The Fannins, in their suit filed on March 7, 2011 by John Kirk, allege that State Farm Insurance Company would not adequately compensate them for a fire loss that totally destroyed their home at Van Lear on January 6, 2010 and that State Farm and its agents, Mark Anderson and Paul Pelphrey, "Breached a Contract of Insurance Protection," "Violated the Consumer Protection Act," "Breached the Unfair Claims Settlement Act," "Engaged in Bad Faith" and "Intentionally Inflicted Emotional Distress" upon them.
The lawsuit demands payment of $3,261,825.00 allegedly owed them under their policy contract for the loss of their home and furnishings and the sum of $10 million for punitive damages. Fannins' complaint alleges that they purchased a policy of fire insurance on their 14,549 square foot home from State Farm for coverage of $3,261,825.00, the value they allege was assigned to their home by State Farm's underwriting agent, but that State Farm will not agree to pay them an adequate amount for their loss.
Besides the value placed on their home by State Farm's underwriting agent, the Fannins allege that they submitted appraisal reports from three commercial builders, all of whom reported that the cost of rebuilding the home exceeded the coverage amount.

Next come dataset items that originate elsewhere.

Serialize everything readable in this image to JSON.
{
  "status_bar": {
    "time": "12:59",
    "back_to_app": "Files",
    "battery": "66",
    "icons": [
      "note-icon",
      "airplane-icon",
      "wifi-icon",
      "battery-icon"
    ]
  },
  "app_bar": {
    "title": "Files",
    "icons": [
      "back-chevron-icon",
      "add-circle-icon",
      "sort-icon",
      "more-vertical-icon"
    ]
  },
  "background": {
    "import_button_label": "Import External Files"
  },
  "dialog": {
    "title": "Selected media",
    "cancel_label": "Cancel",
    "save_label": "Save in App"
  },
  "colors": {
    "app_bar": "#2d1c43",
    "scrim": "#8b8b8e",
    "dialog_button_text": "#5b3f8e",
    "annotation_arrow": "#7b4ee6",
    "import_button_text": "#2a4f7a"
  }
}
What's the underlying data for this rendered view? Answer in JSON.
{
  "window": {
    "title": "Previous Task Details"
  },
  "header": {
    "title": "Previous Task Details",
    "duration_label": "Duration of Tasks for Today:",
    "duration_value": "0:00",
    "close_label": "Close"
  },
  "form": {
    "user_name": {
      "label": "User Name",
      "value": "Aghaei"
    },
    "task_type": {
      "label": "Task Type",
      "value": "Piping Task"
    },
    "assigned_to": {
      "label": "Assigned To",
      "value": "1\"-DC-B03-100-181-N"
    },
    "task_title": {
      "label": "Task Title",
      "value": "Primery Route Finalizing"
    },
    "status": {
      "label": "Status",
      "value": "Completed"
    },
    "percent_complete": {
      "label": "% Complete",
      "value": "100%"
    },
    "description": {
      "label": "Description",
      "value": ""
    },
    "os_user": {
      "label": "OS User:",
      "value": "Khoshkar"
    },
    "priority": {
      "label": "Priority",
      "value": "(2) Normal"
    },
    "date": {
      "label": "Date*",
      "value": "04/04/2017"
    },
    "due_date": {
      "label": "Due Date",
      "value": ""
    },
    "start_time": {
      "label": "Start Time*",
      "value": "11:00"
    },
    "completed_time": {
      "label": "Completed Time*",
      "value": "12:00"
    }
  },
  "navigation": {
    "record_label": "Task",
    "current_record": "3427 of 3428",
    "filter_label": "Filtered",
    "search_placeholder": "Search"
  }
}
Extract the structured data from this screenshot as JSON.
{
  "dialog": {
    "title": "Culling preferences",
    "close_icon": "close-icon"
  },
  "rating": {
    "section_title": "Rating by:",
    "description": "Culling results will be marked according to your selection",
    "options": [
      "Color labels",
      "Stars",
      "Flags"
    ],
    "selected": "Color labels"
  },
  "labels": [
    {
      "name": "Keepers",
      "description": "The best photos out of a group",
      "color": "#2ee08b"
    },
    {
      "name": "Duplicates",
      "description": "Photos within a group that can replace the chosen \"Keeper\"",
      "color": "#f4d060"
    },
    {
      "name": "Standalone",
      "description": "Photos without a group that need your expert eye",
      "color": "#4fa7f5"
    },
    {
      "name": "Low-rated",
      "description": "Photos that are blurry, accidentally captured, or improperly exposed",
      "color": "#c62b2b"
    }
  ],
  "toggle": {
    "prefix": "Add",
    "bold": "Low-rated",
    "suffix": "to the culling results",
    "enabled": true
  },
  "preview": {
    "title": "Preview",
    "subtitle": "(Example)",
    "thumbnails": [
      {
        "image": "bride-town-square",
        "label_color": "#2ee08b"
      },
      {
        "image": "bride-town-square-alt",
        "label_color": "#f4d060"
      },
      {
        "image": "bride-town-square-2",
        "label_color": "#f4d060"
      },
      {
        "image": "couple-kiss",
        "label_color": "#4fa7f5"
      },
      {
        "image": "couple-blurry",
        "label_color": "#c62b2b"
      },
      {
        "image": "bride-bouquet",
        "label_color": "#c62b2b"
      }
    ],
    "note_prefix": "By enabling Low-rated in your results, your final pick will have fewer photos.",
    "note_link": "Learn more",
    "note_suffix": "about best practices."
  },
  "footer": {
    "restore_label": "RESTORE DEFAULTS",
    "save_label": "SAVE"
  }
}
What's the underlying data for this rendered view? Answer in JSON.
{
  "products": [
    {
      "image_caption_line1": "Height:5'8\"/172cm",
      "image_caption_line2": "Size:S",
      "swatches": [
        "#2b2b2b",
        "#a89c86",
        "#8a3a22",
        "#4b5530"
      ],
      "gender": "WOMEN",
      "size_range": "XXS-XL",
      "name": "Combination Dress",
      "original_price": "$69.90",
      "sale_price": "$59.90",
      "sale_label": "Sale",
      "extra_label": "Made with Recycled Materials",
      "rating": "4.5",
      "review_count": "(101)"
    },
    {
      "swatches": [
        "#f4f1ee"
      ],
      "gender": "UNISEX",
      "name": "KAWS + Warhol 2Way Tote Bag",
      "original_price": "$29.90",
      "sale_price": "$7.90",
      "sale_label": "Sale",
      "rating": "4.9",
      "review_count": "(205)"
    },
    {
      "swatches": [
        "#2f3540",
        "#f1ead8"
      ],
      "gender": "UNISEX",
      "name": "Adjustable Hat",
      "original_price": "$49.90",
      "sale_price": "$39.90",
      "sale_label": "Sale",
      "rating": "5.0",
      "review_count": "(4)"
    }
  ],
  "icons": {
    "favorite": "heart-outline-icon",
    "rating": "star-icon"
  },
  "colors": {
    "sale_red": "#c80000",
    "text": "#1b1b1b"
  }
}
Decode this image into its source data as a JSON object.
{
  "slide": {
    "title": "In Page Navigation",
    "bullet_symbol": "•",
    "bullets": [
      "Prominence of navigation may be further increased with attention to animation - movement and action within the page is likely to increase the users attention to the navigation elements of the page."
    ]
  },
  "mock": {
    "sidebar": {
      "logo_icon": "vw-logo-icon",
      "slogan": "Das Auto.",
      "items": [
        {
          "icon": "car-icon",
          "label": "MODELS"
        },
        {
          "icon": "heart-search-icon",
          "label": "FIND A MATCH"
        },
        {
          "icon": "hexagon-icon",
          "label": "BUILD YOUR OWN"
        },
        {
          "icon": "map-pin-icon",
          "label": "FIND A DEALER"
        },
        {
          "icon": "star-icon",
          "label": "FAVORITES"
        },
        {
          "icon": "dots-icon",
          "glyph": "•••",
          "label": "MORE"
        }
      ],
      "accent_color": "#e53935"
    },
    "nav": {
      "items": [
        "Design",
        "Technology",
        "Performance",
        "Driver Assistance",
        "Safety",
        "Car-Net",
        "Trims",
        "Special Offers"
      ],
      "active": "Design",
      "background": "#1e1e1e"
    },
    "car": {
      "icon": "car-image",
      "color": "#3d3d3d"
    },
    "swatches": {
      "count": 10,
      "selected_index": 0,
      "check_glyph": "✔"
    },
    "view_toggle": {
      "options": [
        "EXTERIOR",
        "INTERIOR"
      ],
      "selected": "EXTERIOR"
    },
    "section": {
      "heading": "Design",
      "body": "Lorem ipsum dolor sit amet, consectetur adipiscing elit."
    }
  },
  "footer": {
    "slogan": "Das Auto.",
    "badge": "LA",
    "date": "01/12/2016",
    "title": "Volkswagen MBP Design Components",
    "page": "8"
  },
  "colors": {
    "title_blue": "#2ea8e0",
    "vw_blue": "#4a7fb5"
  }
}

State Farm, in refusing to agree to compensate them for their home loss, relied upon the report of one person who, according to John Kirk, is not a builder. "Every person, including State Farm's underwriting agent, assigned a value to the home of at least the policy amount, except for a State Farm employee who, as far as we can find out, is not a home builder. We think that clearly constitutes unfair settlement practices."
State Farm filed a notice with the U.S. District Court at Pikeville to have the case removed from the Johnson Circuit Court on the grounds that agents Anderson and Pelphrey were "fraudulently joined" in the state court action and, because a policy holder can only bring a suit against the insurance company and not its employees, that the case should be in federal court and that cases against Anderson and Pelphrey should be dismissed.
Following briefs to the court by all parties, U.S. District Judge Thapar concluded in his three-page Order by stating, "Given all this, the plaintiffs (Paul and Cheryl Fannin) have a 'colorable' argument that Kentucky law on bad faith claims is on their side."